I completed this thesis as part of my MSc in Materials Science and Engineering at Imperial College London. The goal of the project was to improve the accuracy of crystal plasticity titanium deformation models by approximating three-dimensional grain structure based on two-dimensional imaging techniques.

The understanding macroscopic mechanical properties of a material, such as fatigue life and yield stress, is crucial for the material’s use in engineering applications. These mechanical properties are determined by interactions at the microstructural level. Crystal plasticity models allow for the simulation of material deformation while measuring quantities, such as residual stresses, that are difficult or impossible to measure experimentally but play a key role in determining mechanical properties.

Crystal plasticity models, such as the crystal plasticity fast Fourier transform (CPFFT) model used in this project, require a three-dimensional volume element that represents the material of interest. The goal of this project was to create a method for generating a representative volume element (RVE) from a reference surface. To accomplish this goal, I used stereological analysis combined with a modification of the Voronoi tessellation to allow for morphological anisotropy.

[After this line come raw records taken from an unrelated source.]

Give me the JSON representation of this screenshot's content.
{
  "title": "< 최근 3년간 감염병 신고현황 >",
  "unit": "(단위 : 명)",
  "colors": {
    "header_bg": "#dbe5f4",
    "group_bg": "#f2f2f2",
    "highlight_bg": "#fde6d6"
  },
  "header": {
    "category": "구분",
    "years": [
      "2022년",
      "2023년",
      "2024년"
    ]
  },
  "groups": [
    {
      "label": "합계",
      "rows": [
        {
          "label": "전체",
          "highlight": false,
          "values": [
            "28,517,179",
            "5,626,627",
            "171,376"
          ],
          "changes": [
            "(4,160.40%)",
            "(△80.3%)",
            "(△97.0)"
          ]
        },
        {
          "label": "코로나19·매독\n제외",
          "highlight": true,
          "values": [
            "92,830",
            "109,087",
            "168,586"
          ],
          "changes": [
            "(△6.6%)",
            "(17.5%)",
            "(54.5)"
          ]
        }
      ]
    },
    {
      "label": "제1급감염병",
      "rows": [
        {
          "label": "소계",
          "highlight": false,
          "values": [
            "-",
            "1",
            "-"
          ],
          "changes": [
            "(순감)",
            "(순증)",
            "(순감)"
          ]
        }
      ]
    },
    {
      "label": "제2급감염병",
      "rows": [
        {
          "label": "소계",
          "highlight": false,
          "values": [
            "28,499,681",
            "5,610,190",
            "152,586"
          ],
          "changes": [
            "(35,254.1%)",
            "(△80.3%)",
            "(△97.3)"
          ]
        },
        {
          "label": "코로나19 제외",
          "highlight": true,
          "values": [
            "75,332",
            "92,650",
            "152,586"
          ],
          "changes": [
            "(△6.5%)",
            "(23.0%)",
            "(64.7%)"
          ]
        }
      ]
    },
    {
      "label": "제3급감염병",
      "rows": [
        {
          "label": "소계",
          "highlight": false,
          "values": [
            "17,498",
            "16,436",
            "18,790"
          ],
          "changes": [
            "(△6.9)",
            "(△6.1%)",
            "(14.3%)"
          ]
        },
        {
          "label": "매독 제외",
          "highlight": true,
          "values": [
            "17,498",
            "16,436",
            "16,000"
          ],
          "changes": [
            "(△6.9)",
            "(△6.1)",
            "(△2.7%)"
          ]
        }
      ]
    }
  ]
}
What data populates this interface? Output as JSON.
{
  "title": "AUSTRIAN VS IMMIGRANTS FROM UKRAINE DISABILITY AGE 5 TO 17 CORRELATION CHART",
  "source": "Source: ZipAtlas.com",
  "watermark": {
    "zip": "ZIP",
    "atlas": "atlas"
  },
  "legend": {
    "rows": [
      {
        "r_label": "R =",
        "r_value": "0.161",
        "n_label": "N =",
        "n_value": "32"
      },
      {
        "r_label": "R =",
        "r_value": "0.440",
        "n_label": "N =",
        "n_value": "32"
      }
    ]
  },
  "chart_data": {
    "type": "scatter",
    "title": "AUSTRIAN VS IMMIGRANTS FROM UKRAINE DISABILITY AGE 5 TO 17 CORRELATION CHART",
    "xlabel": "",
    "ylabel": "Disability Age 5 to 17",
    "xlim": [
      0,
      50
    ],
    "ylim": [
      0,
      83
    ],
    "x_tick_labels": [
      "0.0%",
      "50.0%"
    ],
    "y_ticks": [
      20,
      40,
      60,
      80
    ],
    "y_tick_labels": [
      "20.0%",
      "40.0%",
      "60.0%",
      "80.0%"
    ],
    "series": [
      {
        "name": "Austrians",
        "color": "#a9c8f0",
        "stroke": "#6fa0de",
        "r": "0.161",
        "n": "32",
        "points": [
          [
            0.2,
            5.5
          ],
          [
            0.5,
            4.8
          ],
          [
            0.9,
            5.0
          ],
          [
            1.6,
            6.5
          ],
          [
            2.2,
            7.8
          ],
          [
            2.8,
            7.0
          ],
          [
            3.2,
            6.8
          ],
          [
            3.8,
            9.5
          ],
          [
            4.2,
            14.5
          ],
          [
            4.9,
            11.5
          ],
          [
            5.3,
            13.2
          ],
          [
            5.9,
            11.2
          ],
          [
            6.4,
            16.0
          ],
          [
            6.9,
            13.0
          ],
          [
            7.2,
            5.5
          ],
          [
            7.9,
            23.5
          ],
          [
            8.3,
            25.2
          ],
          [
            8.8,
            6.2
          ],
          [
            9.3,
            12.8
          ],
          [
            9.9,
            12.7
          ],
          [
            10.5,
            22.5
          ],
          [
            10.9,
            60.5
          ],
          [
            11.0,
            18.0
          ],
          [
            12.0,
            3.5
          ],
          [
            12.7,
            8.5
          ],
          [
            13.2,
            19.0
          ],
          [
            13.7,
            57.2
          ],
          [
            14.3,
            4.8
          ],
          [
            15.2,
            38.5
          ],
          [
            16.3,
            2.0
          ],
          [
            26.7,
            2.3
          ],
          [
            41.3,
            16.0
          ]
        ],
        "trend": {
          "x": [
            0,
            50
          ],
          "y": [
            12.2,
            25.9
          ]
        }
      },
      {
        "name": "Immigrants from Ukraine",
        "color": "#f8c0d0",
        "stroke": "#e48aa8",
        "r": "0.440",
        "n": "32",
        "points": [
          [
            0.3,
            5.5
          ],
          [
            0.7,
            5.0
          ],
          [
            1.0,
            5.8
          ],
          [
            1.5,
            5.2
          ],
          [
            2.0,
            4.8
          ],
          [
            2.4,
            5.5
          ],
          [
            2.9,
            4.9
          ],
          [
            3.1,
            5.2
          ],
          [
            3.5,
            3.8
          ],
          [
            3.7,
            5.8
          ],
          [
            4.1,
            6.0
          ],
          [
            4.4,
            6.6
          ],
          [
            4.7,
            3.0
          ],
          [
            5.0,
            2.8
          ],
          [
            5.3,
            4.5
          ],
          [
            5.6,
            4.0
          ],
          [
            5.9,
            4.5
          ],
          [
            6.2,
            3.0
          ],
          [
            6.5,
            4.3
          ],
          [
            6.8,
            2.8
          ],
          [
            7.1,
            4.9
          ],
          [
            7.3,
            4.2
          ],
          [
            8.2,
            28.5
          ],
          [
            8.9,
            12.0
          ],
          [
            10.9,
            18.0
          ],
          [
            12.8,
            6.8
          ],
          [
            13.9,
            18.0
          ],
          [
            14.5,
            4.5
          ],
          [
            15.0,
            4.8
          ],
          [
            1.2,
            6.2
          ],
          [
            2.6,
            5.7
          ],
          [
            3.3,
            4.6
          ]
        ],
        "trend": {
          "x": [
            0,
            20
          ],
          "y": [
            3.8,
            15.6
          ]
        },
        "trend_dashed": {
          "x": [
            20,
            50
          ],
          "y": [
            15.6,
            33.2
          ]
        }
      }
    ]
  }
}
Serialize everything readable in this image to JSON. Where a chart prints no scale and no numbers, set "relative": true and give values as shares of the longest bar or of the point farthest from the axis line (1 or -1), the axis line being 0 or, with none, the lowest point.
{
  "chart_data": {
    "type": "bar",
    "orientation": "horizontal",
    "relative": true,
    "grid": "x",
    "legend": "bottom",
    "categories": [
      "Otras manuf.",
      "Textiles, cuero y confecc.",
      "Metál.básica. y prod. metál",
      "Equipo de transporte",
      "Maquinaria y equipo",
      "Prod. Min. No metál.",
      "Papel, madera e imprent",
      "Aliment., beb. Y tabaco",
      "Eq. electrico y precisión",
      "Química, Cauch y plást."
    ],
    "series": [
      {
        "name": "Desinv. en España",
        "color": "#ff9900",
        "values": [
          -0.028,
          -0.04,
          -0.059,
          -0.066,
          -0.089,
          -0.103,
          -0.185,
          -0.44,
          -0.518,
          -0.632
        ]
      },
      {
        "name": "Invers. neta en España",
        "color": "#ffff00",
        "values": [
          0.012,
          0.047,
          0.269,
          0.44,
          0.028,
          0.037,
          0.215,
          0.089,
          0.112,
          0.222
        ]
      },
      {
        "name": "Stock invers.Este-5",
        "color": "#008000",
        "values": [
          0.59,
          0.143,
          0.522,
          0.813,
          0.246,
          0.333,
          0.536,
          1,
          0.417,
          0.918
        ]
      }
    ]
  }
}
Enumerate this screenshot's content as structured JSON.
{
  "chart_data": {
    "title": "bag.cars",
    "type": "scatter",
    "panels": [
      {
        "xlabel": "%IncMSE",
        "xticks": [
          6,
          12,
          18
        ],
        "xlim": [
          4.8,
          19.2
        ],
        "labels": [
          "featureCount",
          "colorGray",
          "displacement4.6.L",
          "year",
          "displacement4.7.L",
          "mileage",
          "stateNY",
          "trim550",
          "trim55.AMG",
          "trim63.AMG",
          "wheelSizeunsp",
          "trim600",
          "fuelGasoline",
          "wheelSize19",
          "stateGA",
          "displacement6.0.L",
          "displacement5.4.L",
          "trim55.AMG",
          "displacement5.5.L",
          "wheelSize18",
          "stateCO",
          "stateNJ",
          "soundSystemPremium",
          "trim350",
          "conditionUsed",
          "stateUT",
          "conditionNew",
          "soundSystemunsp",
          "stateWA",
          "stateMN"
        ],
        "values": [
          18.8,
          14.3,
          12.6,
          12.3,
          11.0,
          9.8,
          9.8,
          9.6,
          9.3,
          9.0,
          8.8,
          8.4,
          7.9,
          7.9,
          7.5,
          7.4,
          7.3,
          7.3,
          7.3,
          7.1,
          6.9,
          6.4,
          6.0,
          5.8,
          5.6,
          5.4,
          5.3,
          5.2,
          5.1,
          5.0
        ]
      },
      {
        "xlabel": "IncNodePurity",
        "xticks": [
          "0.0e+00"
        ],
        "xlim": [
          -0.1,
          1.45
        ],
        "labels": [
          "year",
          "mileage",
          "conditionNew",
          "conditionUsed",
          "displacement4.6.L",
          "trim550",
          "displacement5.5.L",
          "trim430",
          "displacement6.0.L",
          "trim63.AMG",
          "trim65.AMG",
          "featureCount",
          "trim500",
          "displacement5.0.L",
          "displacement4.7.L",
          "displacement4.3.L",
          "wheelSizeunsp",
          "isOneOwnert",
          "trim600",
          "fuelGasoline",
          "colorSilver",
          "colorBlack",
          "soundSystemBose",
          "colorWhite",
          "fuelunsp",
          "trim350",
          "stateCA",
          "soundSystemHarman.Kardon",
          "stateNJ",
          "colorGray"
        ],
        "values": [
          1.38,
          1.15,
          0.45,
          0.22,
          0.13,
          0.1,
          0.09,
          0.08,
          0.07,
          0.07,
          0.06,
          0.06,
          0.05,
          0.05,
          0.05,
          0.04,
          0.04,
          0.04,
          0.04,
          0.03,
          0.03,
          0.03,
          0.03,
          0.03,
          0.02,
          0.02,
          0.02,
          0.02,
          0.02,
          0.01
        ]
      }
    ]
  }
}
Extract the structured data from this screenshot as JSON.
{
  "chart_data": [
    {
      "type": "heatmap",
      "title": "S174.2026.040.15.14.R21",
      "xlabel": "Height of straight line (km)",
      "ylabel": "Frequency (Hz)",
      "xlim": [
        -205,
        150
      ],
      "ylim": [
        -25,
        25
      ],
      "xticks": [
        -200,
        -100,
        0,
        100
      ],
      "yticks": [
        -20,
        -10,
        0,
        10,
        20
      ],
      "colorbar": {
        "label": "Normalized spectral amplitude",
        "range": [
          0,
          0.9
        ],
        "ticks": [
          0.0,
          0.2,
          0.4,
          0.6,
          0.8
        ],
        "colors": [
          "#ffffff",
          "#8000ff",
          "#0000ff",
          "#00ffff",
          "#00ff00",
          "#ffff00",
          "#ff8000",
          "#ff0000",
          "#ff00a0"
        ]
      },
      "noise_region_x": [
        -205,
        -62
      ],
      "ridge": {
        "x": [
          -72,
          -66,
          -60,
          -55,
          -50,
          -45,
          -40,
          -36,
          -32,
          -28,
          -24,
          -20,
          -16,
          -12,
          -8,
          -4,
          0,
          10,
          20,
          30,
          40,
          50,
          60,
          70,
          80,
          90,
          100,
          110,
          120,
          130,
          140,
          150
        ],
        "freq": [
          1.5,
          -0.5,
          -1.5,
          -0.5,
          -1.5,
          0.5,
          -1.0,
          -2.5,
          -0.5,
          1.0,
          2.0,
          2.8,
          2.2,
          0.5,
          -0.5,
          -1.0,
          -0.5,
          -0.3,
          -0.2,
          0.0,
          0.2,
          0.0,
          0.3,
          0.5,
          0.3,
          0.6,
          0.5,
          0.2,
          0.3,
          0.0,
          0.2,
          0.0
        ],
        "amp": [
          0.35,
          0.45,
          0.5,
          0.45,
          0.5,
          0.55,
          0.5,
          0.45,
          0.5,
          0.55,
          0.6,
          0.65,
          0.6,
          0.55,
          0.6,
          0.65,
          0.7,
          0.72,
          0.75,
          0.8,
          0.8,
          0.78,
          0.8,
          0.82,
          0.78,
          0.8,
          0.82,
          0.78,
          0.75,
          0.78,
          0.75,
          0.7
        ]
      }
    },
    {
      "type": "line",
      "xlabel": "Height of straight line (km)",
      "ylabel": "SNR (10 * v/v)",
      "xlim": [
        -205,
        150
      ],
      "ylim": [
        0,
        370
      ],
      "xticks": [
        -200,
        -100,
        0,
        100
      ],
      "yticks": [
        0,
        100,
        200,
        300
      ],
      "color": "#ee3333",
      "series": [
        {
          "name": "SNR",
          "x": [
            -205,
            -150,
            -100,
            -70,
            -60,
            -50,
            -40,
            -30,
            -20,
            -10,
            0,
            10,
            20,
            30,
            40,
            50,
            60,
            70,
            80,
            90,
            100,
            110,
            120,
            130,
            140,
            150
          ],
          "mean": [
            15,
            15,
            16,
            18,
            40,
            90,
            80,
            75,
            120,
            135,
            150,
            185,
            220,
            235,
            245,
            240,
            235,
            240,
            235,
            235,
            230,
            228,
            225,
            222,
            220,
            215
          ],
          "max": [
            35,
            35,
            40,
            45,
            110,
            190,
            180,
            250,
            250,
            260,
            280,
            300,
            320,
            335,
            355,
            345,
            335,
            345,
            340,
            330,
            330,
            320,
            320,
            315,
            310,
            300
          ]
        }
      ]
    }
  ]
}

My final model, the Anisotropic Voronoi Model, succeeded in accurately determining grain size and aspect ratio distributions from a reference surface. The outputs of the model were also validated by reconstructing a reference volume from its surface and comparing the output stresses when each volume was deformed in CPFFT simulations. This analysis revealed a dependence of stress concentration on grain aspect ratio, which can be explained by the increased grain boundary area for high aspect ratio grains.

Date: October 2017 - September 2018